Bifidus disse che era necessario approfondire l’argomento, disse che bisognava andare più a fondo, organizzare un nuovo viaggio, esplorare le terre remote.
Ci fu un lungo silenzio.
Il saprofita che aveva esplorato il fegato prese la parola e disse: “Il coraggio è pericolosissimo, ti porta a fare cose che nessuno farebbe”.
Il saprofita che aveva esplorato la cistifellea disse: “La rabbia è tremendissima, provoca ferite che non guariscono mai”.
Il saprofita che aveva esplorato il cuore disse: “L’amore brucia, l’affetto ti toglie l’aria”.
Il saprofita che aveva esplorato il cervello disse: “La ragione ti massacra, ti fa comprendere cose che sarebbe stato meglio non sapere”.
Il saprofita che aveva esplorato gli occhi disse: “La luce della paura ti acceca, la luce della compassione ti schiaccia”.
Il saprofita che aveva esplorato il naso disse: “L’intuito ti confonde e ti porta su strade che conducono da nessuna parte, alla fine ti perdi e non sai più tornare sui tuoi passi”.
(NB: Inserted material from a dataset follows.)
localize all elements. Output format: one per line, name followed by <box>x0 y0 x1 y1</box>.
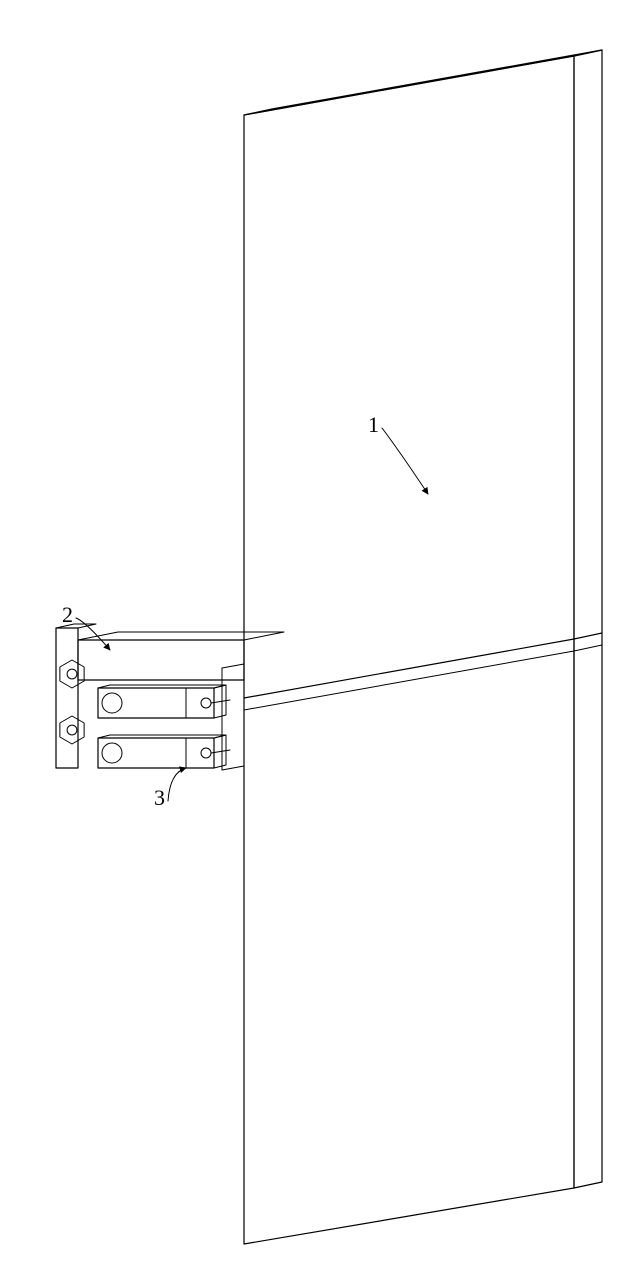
label-clamp: 3 <box>154 785 165 810</box>
label-bracket: 2 <box>62 602 73 627</box>
technical-diagram: 1 2 3 <box>0 0 640 1276</box>
label-panel: 1 <box>368 412 379 437</box>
Il saprofita che aveva esplorato le orecchie disse: “La comprensione è pesantissima, ti carica di fardelli inutili, ti rende triste”.
Il saprofita che si era diretto a Sud disse: “A Sud non c’è niente da vedere, niente da scoprire”
Il saprofita che aveva esplorato la colonna vertebrale disse: “La responsabilità ti uccide”.
Bifidus provò a insistere, bisognava assolutamente cercare ancora, definire meglio i termini della questione, andare più a fondo.
I saprofiti divennero tristi, si fecero muti, si chiusero nei loro pensieri.
Ad un certo punto si misero lentamente in cammino, tutti in fila, come fossero ad un corteo.
Dopo pochi passi trovarono un pertugio chiamato ombelico, uno dopo l’altro si infilarono lì dentro e, dopo aver attraversato un breve tunnel, uscirono e velocemente si dileguarono, ciascuno andò per la propria strada. Nessuno li vide più.
Bifidus mi ha assicurato che i suoi fratelli saprofiti vissero a lungo felici e contenti.
E se non sono morti, sono vivi ancora adesso.